Теперь становится понятным, почему в основной части этой книги я так мало сказал о психологии. Одной из целей данной работы была аргументация против ложного представления о психологии как о единственном эмпирическом учении о человеческих ментальных способностях, склонностях и проявлениях, а также и с ошибочными выводами, вытекающими из этого представления, а именно что «сознание» может быть адекватно описано только в специальных терминах, находящихся в частном владении психологического исследования. Ведь мы не можем, например, описать Англию исключительно в сейсмологических терминах.
(2) Бихевиоризм
Общее направление этой книги, вне всякого сомнения, а также без обиды для меня, будет признано «бихевиористским». Поэтому будет уместно сказать кое-что о бихевиоризме. Изначально бихевиоризм был учением о надлежащих методах научной психологии. Согласно этому учению, психологи наконец должны последовать примеру других передовых наук; их теории должны основываться на наблюдениях и экспериментах, которые могут быть воспроизведены и публично проверены. Но мы не можем публично проверить заявления о данных самосознания и интроспекции. Только внешнее поведение человека может наблюдаться несколькими свидетелями, только оно может быть измерено и механически зафиксировано. Ранние сторонники этой методологической программы, видимо, колебались между двумя точками зрения: считать ли данные самосознания и интроспекции мифами, или же утверждать, что эти данные недоступны для научного исследования. Неясно, поддерживали ли они не слишком изощренную механистическую доктрину в духе Гоббса или Гассенди или же они оставались верными картезианской пара-механической теории, лишь ограничивая свои исследовательские процедуры методами, унаследованными от Галилея. Считали ли они, например, что мышление состоит именно в выполнении определенного комплекса звуков и движений, или же они полагали, что, хотя движения и звуки связаны с процессами «внутренней жизни», только первые, а не вторые суть феномены, доступные лабораторному исследованию.

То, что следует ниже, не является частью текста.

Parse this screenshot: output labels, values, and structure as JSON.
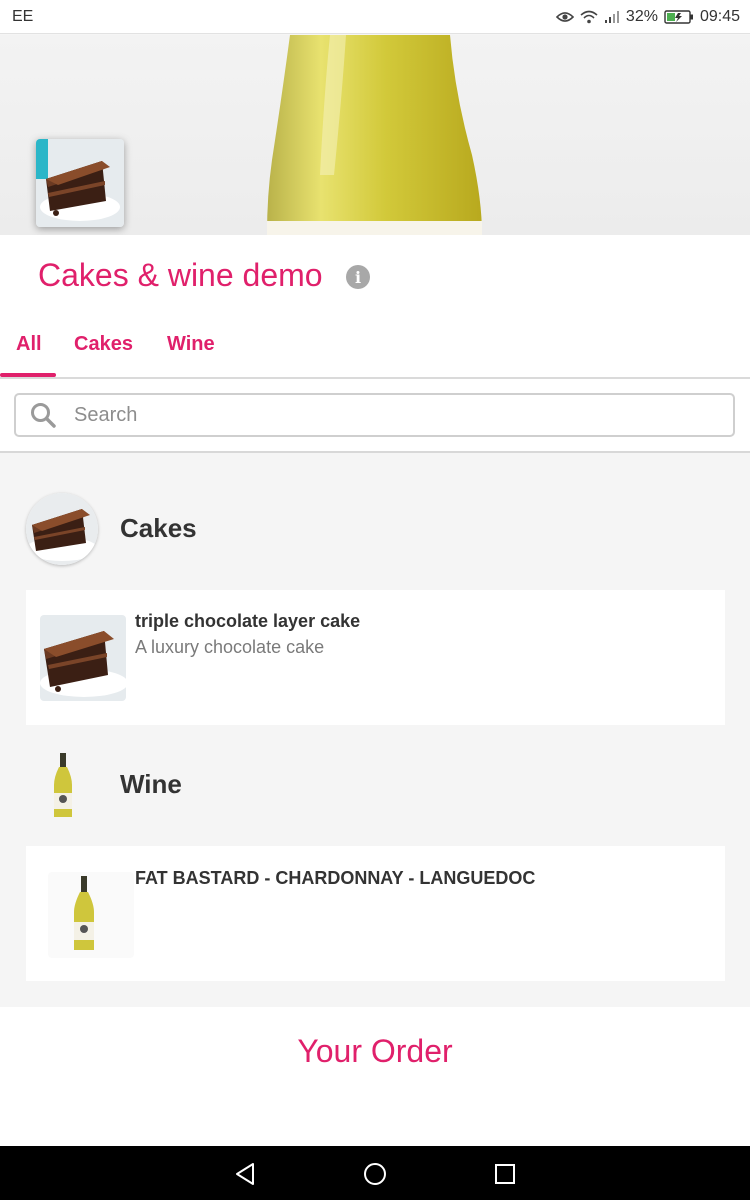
{
  "status_bar": {
    "carrier": "EE",
    "battery": "32%",
    "time": "09:45"
  },
  "header": {
    "title": "Cakes & wine demo",
    "info_icon": "info-icon"
  },
  "tabs": [
    {
      "label": "All",
      "active": true
    },
    {
      "label": "Cakes",
      "active": false
    },
    {
      "label": "Wine",
      "active": false
    }
  ],
  "search": {
    "placeholder": "Search",
    "value": ""
  },
  "categories": [
    {
      "name": "Cakes",
      "products": [
        {
          "name": "triple chocolate layer cake",
          "description": "A luxury chocolate cake"
        }
      ]
    },
    {
      "name": "Wine",
      "products": [
        {
          "name": "FAT BASTARD - CHARDONNAY - LANGUEDOC",
          "description": ""
        }
      ]
    }
  ],
  "order": {
    "label": "Your Order"
  },
  "colors": {
    "accent": "#e0206b",
    "background": "#f5f5f5",
    "card": "#ffffff"
  },
  "nav_bar": {
    "icons": [
      "back-icon",
      "home-icon",
      "recents-icon"
    ]
  }
}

Как бы то ни было, неважно, принимали ли ранние бихевиористы механическую или пара-механическую теорию, поскольку и в том, и в другом случае они заблуждались. Важно, что практика описания характерных для человека поступков согласно предложенной ими методологии, вскоре сделала очевидным для психологов, насколько призрачными были так называемые события «внутренней жизни», в игнорировании либо отрицании которых поначалу упрекали бихевиористов. Психологические теории, в которых не упоминались проявления «внутренней перцепции», на первых порах уподоблялись Гамлету, который при этом не является принцем датским. Но вскоре потесненный герой стал казаться столь безжизненным и бесхарактерным, что даже противники этих теорий не решались возлагать тяжкое теоретическое бремя на его призрачные плечи.

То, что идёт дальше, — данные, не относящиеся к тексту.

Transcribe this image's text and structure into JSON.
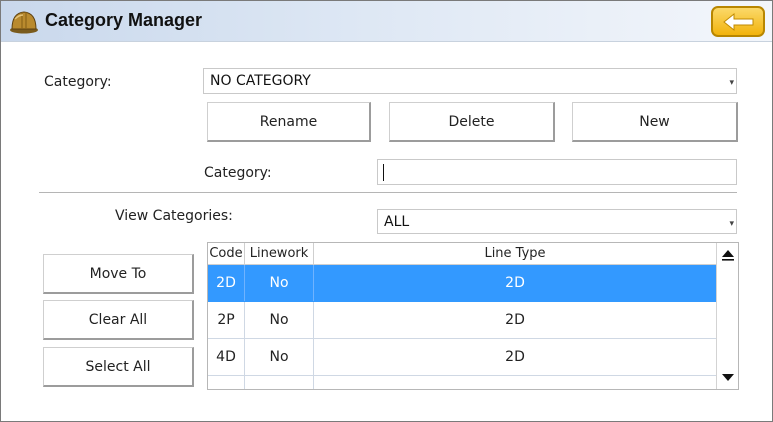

Писатели-романисты, драматурги и биографы всегда довольствовались тем, что показывали побуждения, мысли, волнения и привычки людей посредством описания их поступков, высказываний, представлений, выражений их лица, жестов и интонаций голоса. Сосредоточившись на том, на что обращала внимание Джейн Остин, психологи постепенно обнаружили, что в конце концов это и есть материал, а не просто внешние атрибуты субъектов их изучения. Конечно, они еще испытывали приступы излишнего беспокойства – как бы уклонение психологии от задачи описания духовного не обязало психологию описывать сугубо механическое. Но влиятельность пугала механицизма в течение последнего столетия значительно ослабла, одной из причин чего, среди прочего, было то, что биологические науки в этот период доказали свое право называться науками. Оказалось, что система Ньютона – не единственная парадигма естественных наук. Отрицая, что человек – это дух в машине, мы не нуждаемся в том, чтобы опускать его просто до уровня машины. В конце концов он может быть разновидностью животного, а именно высшим млекопитающим. Теперь нужно набраться смелости, чтобы совершить рискованный прыжок и предположить, что это млекопитающее – человек.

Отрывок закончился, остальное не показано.